For instance, the chip architecture is divided between the network-facing parts and the slave-facing segments. These are logically isolated, separating the communications functions from the application tasks. Should a cyber intrusion occur, this isolation limits the effect of a malicious attack.

Cryptography based on FIPS 140-2 is used to support authentication and verification. Hardware-accelerated cryptography is employed in the netX chip to significantly improve I/O cycle times by reducing CPU load and memory footprint. Software upgrades cannot match the performance of this hardware-accelerated solution.

Supporting standards: TSN, OPC, and MQTT

Since it’s unlikely that the various communication universes will ever merge into a single protocol solution, perhaps a way of synchronizing data transfers might help. That’s the underlying premise of TSN.
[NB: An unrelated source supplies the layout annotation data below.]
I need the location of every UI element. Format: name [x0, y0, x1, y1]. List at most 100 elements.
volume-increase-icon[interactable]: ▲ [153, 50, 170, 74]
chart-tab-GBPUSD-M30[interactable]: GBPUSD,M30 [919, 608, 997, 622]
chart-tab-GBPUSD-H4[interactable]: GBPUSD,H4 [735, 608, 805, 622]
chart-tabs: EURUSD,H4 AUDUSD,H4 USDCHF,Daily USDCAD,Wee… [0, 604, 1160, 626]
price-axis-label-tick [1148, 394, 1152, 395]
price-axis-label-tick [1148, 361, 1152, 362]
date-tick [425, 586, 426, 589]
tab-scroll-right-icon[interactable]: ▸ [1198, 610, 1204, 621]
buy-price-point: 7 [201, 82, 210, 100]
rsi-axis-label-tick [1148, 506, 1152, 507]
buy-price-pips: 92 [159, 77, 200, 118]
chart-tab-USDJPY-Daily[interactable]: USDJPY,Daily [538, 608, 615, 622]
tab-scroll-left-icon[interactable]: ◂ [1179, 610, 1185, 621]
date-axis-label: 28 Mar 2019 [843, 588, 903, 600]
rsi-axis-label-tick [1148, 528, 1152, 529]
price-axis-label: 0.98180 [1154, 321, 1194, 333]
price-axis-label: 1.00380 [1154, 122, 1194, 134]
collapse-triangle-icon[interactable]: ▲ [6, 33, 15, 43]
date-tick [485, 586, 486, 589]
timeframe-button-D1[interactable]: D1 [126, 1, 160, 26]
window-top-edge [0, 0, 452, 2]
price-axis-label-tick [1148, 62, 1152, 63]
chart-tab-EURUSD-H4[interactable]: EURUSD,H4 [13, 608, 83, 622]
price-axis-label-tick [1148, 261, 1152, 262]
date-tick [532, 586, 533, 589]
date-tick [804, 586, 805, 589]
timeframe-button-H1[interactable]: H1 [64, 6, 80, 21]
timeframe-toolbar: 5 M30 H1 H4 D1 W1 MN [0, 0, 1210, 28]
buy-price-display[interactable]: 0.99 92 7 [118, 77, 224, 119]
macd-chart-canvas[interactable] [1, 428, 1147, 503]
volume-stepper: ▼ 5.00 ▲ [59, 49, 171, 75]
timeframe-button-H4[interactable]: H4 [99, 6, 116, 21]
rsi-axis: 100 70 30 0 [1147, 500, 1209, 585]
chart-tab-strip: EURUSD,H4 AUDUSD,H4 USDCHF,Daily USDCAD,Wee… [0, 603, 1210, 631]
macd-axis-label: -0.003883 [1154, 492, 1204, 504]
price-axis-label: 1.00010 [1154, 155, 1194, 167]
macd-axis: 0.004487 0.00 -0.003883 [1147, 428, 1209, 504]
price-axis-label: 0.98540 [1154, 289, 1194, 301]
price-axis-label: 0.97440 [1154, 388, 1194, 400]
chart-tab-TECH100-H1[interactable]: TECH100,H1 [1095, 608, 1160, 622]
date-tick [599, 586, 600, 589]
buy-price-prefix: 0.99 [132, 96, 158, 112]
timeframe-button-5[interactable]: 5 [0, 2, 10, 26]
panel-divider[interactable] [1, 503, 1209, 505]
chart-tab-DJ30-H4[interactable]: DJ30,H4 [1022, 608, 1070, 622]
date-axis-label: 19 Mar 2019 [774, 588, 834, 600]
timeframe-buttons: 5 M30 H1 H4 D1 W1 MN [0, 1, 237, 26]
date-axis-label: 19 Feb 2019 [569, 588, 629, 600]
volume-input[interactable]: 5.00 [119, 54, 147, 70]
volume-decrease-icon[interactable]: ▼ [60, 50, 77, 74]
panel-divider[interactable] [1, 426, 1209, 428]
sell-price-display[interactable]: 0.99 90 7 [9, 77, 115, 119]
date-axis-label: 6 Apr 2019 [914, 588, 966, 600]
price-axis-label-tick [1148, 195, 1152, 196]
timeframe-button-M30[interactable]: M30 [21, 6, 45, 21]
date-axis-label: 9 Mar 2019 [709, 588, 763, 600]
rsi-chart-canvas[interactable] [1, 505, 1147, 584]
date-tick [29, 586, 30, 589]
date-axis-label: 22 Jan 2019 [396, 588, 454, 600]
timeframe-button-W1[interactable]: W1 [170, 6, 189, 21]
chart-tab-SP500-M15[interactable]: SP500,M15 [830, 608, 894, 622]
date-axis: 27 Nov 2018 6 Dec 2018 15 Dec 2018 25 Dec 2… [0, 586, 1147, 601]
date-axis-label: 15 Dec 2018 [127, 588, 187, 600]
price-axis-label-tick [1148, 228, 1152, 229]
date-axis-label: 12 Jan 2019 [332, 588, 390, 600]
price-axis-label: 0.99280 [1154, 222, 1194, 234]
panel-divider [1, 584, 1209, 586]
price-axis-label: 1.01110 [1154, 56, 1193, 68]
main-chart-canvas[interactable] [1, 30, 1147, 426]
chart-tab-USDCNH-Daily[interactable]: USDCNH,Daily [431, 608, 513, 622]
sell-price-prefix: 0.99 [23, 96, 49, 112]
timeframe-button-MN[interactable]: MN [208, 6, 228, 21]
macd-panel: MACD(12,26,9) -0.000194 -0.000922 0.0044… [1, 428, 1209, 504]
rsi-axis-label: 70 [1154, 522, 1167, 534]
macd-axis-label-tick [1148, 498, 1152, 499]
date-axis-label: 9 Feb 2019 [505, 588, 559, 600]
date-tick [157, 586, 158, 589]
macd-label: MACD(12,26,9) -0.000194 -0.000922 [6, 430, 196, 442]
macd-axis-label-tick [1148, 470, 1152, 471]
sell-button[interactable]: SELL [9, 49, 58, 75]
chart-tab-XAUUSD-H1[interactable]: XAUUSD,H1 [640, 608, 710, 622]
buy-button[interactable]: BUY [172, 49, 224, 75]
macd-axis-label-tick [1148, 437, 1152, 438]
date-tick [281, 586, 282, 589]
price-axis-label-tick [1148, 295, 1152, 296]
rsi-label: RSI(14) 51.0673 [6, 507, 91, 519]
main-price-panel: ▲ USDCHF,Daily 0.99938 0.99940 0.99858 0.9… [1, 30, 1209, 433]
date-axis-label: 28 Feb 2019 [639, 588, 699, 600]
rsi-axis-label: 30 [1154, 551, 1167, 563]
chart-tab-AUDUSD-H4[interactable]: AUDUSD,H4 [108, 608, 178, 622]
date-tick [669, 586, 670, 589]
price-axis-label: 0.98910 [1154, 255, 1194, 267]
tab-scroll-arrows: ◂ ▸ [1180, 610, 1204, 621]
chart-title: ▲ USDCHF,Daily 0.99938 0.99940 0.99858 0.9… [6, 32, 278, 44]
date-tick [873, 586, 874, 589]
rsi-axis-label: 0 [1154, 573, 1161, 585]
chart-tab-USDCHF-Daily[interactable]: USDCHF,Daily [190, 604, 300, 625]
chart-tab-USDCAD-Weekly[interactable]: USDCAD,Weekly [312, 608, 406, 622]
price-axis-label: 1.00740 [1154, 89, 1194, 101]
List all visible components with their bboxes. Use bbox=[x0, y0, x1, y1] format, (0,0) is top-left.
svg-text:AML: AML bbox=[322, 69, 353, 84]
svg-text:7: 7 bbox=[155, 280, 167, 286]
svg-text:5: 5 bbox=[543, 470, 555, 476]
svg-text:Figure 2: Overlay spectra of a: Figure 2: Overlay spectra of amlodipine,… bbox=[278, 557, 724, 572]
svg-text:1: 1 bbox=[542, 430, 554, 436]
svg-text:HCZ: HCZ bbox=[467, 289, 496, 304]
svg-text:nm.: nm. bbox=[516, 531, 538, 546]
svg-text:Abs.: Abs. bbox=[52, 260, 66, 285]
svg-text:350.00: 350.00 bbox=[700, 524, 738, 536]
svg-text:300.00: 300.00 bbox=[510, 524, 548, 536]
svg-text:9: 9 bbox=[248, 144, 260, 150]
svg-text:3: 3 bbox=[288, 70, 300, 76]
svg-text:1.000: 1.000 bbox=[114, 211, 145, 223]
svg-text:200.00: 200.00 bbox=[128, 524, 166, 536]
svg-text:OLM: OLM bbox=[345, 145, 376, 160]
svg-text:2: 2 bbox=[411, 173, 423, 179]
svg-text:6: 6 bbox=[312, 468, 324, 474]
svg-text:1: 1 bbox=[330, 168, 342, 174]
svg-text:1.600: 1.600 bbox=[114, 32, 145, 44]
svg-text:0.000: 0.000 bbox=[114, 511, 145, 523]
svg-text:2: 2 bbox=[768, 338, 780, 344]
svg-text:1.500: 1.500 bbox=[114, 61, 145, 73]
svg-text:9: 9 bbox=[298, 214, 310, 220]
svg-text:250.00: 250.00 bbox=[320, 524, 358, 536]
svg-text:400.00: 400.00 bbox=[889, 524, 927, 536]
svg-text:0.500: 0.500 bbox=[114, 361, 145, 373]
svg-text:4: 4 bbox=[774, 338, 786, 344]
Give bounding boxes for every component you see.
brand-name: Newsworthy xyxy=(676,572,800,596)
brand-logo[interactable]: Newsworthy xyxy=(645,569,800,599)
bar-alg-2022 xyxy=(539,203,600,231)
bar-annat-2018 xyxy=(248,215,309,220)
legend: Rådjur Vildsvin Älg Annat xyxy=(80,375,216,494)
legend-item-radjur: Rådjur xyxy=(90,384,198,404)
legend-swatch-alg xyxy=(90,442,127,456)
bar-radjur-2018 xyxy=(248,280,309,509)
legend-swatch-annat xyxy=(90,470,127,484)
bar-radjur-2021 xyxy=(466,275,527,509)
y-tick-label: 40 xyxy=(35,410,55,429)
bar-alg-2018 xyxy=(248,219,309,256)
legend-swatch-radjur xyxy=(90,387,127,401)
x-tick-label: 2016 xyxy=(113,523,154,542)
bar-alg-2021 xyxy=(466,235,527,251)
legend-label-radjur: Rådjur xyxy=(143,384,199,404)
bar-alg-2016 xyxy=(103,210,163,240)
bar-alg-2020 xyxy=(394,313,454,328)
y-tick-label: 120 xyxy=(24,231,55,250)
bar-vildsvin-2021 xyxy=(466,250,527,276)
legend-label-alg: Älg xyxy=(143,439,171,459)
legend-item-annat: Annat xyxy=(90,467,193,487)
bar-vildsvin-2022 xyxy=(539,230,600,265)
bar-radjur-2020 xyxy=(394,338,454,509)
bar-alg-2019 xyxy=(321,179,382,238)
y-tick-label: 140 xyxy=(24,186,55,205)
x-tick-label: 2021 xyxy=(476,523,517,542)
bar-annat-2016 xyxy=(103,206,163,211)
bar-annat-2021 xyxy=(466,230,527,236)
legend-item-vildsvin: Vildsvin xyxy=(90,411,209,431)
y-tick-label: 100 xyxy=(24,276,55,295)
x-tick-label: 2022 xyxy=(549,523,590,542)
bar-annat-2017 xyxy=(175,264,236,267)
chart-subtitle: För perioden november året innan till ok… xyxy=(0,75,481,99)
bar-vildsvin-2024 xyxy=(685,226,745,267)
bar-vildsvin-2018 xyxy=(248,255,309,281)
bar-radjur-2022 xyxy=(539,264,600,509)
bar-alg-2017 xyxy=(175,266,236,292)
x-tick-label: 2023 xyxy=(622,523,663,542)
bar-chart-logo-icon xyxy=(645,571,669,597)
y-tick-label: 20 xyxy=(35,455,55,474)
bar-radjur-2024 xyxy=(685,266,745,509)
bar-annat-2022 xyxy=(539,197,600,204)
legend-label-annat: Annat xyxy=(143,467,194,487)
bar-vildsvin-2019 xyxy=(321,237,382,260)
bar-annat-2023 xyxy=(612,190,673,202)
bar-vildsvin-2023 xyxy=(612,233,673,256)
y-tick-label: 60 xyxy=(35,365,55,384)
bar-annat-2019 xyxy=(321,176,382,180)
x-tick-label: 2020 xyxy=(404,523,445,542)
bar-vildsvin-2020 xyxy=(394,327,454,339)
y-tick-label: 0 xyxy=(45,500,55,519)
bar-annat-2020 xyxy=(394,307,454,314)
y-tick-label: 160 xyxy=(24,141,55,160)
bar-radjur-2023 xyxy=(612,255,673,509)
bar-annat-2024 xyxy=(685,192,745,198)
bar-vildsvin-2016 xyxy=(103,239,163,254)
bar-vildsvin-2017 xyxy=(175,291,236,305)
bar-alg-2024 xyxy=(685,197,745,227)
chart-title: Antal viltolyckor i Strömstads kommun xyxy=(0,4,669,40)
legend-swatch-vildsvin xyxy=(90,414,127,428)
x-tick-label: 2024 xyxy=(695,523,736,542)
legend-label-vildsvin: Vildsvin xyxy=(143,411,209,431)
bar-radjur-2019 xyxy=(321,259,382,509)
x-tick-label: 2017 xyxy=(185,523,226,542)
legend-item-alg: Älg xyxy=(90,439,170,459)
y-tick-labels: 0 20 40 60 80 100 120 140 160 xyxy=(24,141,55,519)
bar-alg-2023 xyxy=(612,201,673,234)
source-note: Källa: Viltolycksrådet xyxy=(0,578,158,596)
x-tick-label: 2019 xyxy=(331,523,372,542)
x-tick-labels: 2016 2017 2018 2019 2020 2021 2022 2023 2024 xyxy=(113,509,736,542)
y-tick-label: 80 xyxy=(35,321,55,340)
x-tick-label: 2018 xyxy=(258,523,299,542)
TSN is vendor-neutral. It’s a set of IEEE 802 Ethernet sub-standards intended for real-time Ethernet architectures. TSN achieves determinism by using time synchronization and a schedule that is shared among network components. By defining queues based on time, TSN guarantees strict latency (i.e., delay) through switched networks.

The promise for TSN users is a common physical layer, with the various fieldbus protocols becoming application layer issues. The full TSN specification is still emerging. Hilscher’s latest netX chips are already compliant with the most recent TSN releases and are ready to adopt the full specification once it is finalized.

Read more: Internet of battlefield things

Two standards that have been around for a couple of decades are becoming important for Industrial Internet of Things: OPC UA and MQTT. OPC UA, with its clever information model concept (and now with TSN included via OPC UA TSN), promises network transparency literally from plant floor to cloud. And not just for raw data but also for information (i.e., data that carries meaning).

MQTT is a light messaging protocol that will also be important in this context, though probably linked with middleware products that can add the semantics needed by higher-level systems. Hilscher netX chips support both OPC UA and MQTT.

The future of automation will be profoundly different, but the changes will be evolutionary rather than revolutionary.